Par acte extrajudiciaire signifié les 18 décembre 2024 et 10 janvier 2025, M. [E] [A] a fait assigner M. [G] [A] et la SCP [I] devant le président du tribunal judiciaire de Paris suivant la procédure accélérée au fond, sur le fondement des articles 815-6 et 815-11 du code civil.
Par dernières conclusions signifiées le 31 mars 2025 auxquelles il est expressément référé, M. [E] [A] demande au président du tribunal judiciaire de Paris de :
Sur le fondement de l’article 815–6 du Code civil :
Au principal
AUTORISER M. [E] [A] à prélever sur le compte la SCP [I], prise en la personne de Maître [D] [I] notaire à Paris, la somme de 342.060,57 € pour les virer au compte de Maître [R].
Subsidiairement
ORDONNER à la SCP [I], prise en la personne de Maître [D] [I] notaire, de virer la somme de 342.060,57 € dont il est le dépositaire, au compte de Maître [R].
En tout état de cause et en fonction de la décision à intervenir :
AUTORISER M. [E] [A] ou à titre subsidiaire Maître [R] à procéder par prélèvement sur ces fonds, au paiement des honoraires de ce notaire et des frais et droits de partage.
En tout état de cause,
CONDAMNER la SCP [I], prise en la personne de Maître [D] [I] notaire à exécuter les instructions ci-dessus d’une astreinte de 1 000 € par jour de retard à compter de la signification du jugement à intervenir.
Sur le fondement de l’article 815–11 du Code civil :
ORDONNER le versement d’une avance en capital au profit de M. [E] [A] de 170 000 € conforme aux décisions ayant défini le partage et au projet d’acte de partage établi par Maître [R] conformément au jugement du 8 février 2024 et compatible avec le solde des liquidités détenues pour le compte de l’indivision.
DIRE que la décision à intervenir sera opposable à la SCP [I], prise en la personne de Maître [D] [I] notaire.
CONDAMNER M. [G] [A] à payer à M. [E] [A] la somme de 15.000€ à titre de dommages et intérêts à raison tant du préjudice financier que du préjudice moral résultant de sa résistance abusive.
CONDAMNER M. [G] [A] à payer à M. [E] [A] la somme de 5 000€ sur le fondement de l’article 700 du code de procédure civile.
CONDAMNER M. [G] [A] en tous les dépens dont distraction au profit de la Société d’Avocats d’Exercice Libérale [5] sur le fondement de l’article 699 du CPC.
ORDONNER l’exécution provisoire de la décision à intervenir nonobstant appel et sans caution.
A l’audience du 3 février 2025, le conseil de M. [G] [A] a sollicité un renvoi et a fait part de l’accord de ce dernier quant au « transfert » sollicité par M. [E] [A] des fonds indivis séquestrés entre les mains de Maître [I] aux fins de permettre le paiement des honoraires, frais et taxes dus dans le cadre du partage.
Lors de l’audience de plaidoiries du 19 mai 2025, M. [E] [A] a formé oralement ses demandes et indiqué s’en rapporter aux moyens soulevés dans ses dernières conclusions récapitulatives.

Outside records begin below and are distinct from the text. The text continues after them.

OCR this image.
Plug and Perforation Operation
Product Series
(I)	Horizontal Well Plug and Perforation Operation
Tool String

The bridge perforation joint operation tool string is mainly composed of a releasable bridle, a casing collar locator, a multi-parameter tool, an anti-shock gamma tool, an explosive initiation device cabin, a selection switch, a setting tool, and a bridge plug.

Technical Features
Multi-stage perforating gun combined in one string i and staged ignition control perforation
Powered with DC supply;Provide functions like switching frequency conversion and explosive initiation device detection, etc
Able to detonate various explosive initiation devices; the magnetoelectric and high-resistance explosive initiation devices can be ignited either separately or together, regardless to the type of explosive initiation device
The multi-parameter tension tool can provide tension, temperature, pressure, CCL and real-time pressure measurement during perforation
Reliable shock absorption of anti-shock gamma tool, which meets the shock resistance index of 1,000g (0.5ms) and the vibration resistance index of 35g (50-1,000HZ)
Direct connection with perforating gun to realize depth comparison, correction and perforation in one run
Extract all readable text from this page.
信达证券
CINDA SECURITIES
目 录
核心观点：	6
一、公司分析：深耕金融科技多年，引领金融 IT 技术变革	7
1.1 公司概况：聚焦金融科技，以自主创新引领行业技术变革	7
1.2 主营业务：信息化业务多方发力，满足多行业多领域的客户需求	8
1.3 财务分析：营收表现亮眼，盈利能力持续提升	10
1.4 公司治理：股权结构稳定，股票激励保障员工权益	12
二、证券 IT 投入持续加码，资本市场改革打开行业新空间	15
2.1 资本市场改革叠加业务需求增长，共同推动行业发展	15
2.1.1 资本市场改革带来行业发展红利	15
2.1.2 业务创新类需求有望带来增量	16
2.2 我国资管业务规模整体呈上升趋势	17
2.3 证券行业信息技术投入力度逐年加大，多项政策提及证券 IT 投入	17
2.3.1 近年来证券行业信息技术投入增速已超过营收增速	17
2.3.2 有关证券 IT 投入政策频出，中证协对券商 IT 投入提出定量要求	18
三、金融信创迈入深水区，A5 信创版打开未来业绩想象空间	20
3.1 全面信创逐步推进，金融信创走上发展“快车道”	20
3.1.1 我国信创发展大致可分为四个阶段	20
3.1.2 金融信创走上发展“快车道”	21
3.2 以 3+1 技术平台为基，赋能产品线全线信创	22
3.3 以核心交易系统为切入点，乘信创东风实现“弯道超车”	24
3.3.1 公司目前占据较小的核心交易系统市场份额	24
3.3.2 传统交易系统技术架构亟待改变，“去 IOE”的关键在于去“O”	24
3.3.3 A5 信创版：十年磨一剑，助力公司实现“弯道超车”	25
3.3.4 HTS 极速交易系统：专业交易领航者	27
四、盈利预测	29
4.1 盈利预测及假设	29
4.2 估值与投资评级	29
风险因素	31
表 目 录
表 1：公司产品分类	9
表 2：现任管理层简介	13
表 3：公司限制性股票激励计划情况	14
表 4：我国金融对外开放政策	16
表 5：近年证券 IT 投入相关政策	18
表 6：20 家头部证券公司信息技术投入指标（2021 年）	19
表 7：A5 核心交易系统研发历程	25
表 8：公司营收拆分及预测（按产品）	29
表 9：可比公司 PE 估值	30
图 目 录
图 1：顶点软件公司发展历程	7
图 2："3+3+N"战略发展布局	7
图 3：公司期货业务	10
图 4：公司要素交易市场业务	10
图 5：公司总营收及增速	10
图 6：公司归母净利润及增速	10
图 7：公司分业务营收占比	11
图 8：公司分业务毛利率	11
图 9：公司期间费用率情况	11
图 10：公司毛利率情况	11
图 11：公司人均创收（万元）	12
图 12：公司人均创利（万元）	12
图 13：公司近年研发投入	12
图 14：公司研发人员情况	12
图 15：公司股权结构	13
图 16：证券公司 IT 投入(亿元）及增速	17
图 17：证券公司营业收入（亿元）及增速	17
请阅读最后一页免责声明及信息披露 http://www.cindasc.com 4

Il a néanmoins modifié sa demande d’astreinte, indiquant solliciter une astreinte de 1 000 euros par jour de retard à l’encontre de Maître [I] dans la restitution de la somme de 342 060,57 euros qu’il détient de manière illicite à compter de la signification de la présente décision, et ce pendant trente jours.
M. [G] [A] n’a pas conclu. La SCP [I], bien que régulièrement assignée, n’a pas constitué avocat.
Conformément à l’article 455 du code de procédure civile, il est expressément renvoyé aux conclusions des parties pour l’exposé plus ample des moyens de fait et de droit développés au soutien de ces prétentions, lesquels sont présentés succinctement dans les motifs.
A l’issue des débats, les parties ont été informées que la décision serait rendue par mise à disposition au greffe le 30 juillet 2025.
MOTIFS DE LA DECISION
Sur la demande relative aux sommes consignées chez Maître [I]
M. [E] [A] sollicite, sur le fondement de l’article 815-6 du code civil, d’être autorisé à prélever sur le compte de la SCP [I], prise en la personne de Me [D] [I], la somme de 342 060,57 euros pour les virer sur le compte du notaire commis aux fins de lui permettre de s’acquitter des honoraires de ce notaire et des frais et droits de partage. A titre subsidiaire, il sollicite qu’il soit ordonné à Me [D] [I] de virer la somme indivise qu’il détient en qualité de séquestre à Me [R], notaire commis afin qu’il soit autorisé à procéder par prélèvement sur ces fonds au paiement de ses honoraires et des frais et droits de partage.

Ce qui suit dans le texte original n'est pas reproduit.